Although aerosol exposure recapitulates a natural infection route in humans, the equipment and the regulatory compliance required to safely perform this type of study make it inaccessible to many investigators. The alternative is to deliver a liquid bolus by intracheal or intranasal instillation. A direct comparison of aerosol, intratracheal, and intranasal delivery of F. tularensis in F344 rats has not been done in the same study. However, on the basis of previous studies in rats, the clinical progression, LD₅₀, and terminal histopathology and bacterial burdens in the lungs, liver, and spleen appear to be similar whether F. tularensis is delivered via the intratracheal route or via small particle aerosol.²³ However, one notable difference observed is that the aerosol inhalation method produces a more uniform distribution of lesions within the deep lung than intratracheal instillation. In addition, deposition of F. tularensis after aerosol exposoure was not only in the lungs but also in the nasopharyngeal region and the gastrointestinal tract, similar to what would be expected after its use as a bioweapon. There may be additional differences between aerosol and intratracheal exposure that will require more in-depth characterization of the two models to discover. These distinctions are important considerations when the animal model will be used for pivotal studies to satisfy the Food and Drug Administration's Animal Efficacy Rule (21 CFR 314.610 and 21 CFR 601.91), which requires the animal model to reproduce the human disease as closely as possible. However, on the basis of our current understanding, there may be sufficient similarities between the two models that they can be used interchangeably for proof-of-concept studies.

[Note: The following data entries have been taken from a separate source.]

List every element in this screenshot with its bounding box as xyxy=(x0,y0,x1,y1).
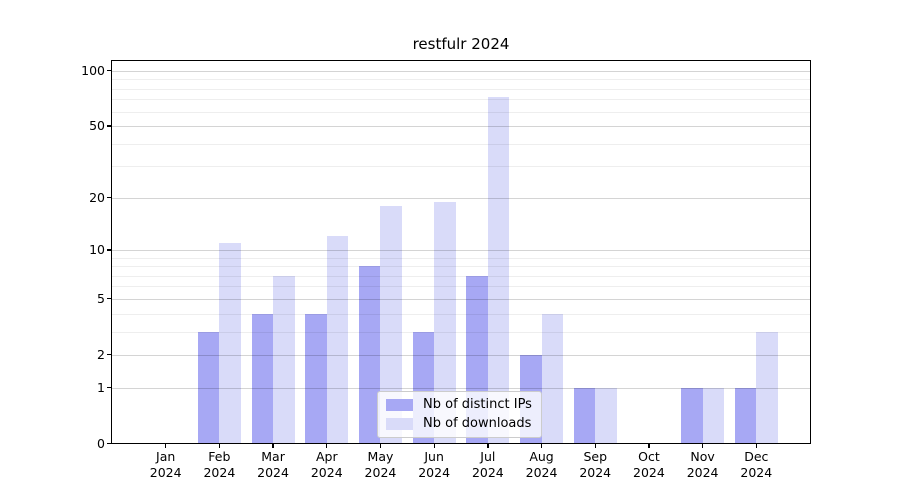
x-axis-tick-label: Nov 2024 xyxy=(686,449,719,480)
bar-downloads-feb xyxy=(219,242,241,444)
gridline-major xyxy=(112,249,810,251)
x-axis-tick-label: Sep 2024 xyxy=(579,449,612,480)
gridline-minor xyxy=(112,111,810,113)
bar-downloads-may xyxy=(380,205,402,444)
gridline-major xyxy=(112,354,810,356)
legend-label-distinct-ips: Nb of distinct IPs xyxy=(423,397,532,412)
legend-entry-distinct-ips: Nb of distinct IPs xyxy=(386,397,532,412)
y-axis-tick xyxy=(106,249,111,251)
gridline-minor xyxy=(112,257,810,259)
gridline-major xyxy=(112,70,810,72)
gridline-minor xyxy=(112,99,810,101)
gridline-minor xyxy=(112,79,810,81)
y-axis-tick xyxy=(106,125,111,127)
x-axis-tick-label: Aug 2024 xyxy=(525,449,558,480)
x-axis-tick-label: Oct 2024 xyxy=(633,449,665,480)
legend-entry-downloads: Nb of downloads xyxy=(386,416,532,431)
y-axis-tick xyxy=(106,386,111,389)
bar-distinct-ips-sep xyxy=(573,387,596,444)
x-axis-tick-label: Jul 2024 xyxy=(471,449,504,480)
y-axis-tick-label: 100 xyxy=(81,62,105,78)
legend-swatch-downloads-icon xyxy=(386,417,413,430)
x-axis-tick xyxy=(594,443,596,449)
y-axis-tick-label: 2 xyxy=(97,346,105,362)
bar-downloads-jul xyxy=(487,97,510,444)
gridline-minor xyxy=(112,88,810,90)
x-axis-tick xyxy=(755,443,757,449)
x-axis-tick-label: Apr 2024 xyxy=(310,449,343,480)
x-axis-tick-label: Jun 2024 xyxy=(418,449,451,480)
y-axis-tick xyxy=(106,354,111,356)
gridline-major xyxy=(112,197,810,199)
x-axis-tick-label: May 2024 xyxy=(364,449,397,480)
bar-downloads-nov xyxy=(702,387,725,444)
gridline-major xyxy=(112,298,810,300)
y-axis-tick xyxy=(106,197,111,199)
x-axis-tick-label: Dec 2024 xyxy=(740,449,773,480)
y-axis-tick-label: 0 xyxy=(97,435,105,451)
y-axis-tick-label: 5 xyxy=(97,290,105,306)
bar-distinct-ips-feb xyxy=(197,331,220,444)
bar-downloads-mar xyxy=(273,275,295,444)
legend: Nb of distinct IPs Nb of downloads xyxy=(377,391,542,438)
gridline-major xyxy=(112,387,810,389)
gridline-minor xyxy=(112,166,810,168)
plot-area xyxy=(110,59,811,445)
x-axis-tick xyxy=(272,443,274,449)
bar-distinct-ips-apr xyxy=(305,313,327,444)
bar-downloads-dec xyxy=(756,331,778,444)
x-axis-tick xyxy=(648,443,650,449)
x-axis-tick xyxy=(540,443,543,449)
gridline-major xyxy=(112,125,810,128)
y-axis-tick-label: 1 xyxy=(97,379,105,395)
bar-distinct-ips-may xyxy=(358,266,381,444)
y-axis-tick-label: 20 xyxy=(89,189,105,205)
x-axis-tick xyxy=(487,443,489,449)
legend-swatch-distinct-ips-icon xyxy=(386,398,413,411)
bar-distinct-ips-mar xyxy=(251,313,274,444)
bar-downloads-sep xyxy=(595,387,617,444)
x-axis-tick-label: Feb 2024 xyxy=(203,449,236,480)
y-axis-tick xyxy=(106,442,111,445)
y-axis-tick xyxy=(106,298,111,300)
gridline-minor xyxy=(112,143,810,145)
y-axis-tick-label: 10 xyxy=(89,241,105,257)
bar-distinct-ips-nov xyxy=(681,387,703,444)
bar-downloads-apr xyxy=(326,236,349,444)
y-axis-tick xyxy=(106,70,111,72)
bar-downloads-aug xyxy=(541,313,564,444)
gridline-minor xyxy=(112,286,810,288)
x-axis-tick xyxy=(165,443,167,449)
legend-label-downloads: Nb of downloads xyxy=(423,416,532,431)
chart-title: restfulr 2024 xyxy=(412,35,510,53)
x-axis-tick xyxy=(218,443,221,449)
x-axis-tick xyxy=(433,443,435,449)
x-axis-tick xyxy=(379,443,382,449)
x-axis-tick xyxy=(702,443,704,449)
x-axis-tick xyxy=(326,443,328,449)
gridline-minor xyxy=(112,266,810,268)
gridline-minor xyxy=(112,313,810,315)
gridline-minor xyxy=(112,331,810,333)
gridline-minor xyxy=(112,275,810,277)
bar-downloads-jun xyxy=(434,201,456,444)
x-axis-tick-label: Jan 2024 xyxy=(149,449,182,480)
bar-distinct-ips-dec xyxy=(734,387,757,444)
x-axis-tick-label: Mar 2024 xyxy=(257,449,289,480)
y-axis-tick-label: 50 xyxy=(89,117,105,133)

There is an extensive body of literature on murine models of pneumonic tularemia. Mice exposed to low doses (<25 CFUs) of F. tularensis subspecies tularensis by the intranasal and aerosol routes demonstrated similar clinical progression, terminal histopathology, and terminal bacterial burdens in the liver and spleen, but much less lung inflammation, than the F344 rats on this study.18, 50, 51 The low level of lung inflammation observed in these mouse studies may have been a result of the low exposure doses used. A more recent study using a higher aerosol exposure dose demonstrated many similarities in the natural history of pneumonic tularemia in mice and F344 rats infected with aerosolized F. tularensis subspecies tularensis, including the development of inflammation in the lungs, liver, and spleen with severe sepsis and coagulopathy, and high terminal bacterial burdens in these organs and blood at the time of death, 4 to 5 days after infection.⁵² The most prominent difference between F344 rats and mice is the susceptibility of the latter to all F. tularensis subspecies, including subspecies novicida and LVS.²⁴ In this regard, F344 rats more closely resemble humans than do mice. This limitation of the murine model may cause many subunit vaccines that are less effective than LVS to be prematurely eliminated from further development.¹⁸

Overall, the female F344 rat model of inhalational tularemia closely resembles the human disease, and this should serve as a reliable, inexpensive animal model for studying pathogenic mechanisms and testing the efficacy of vaccines and therapeutics.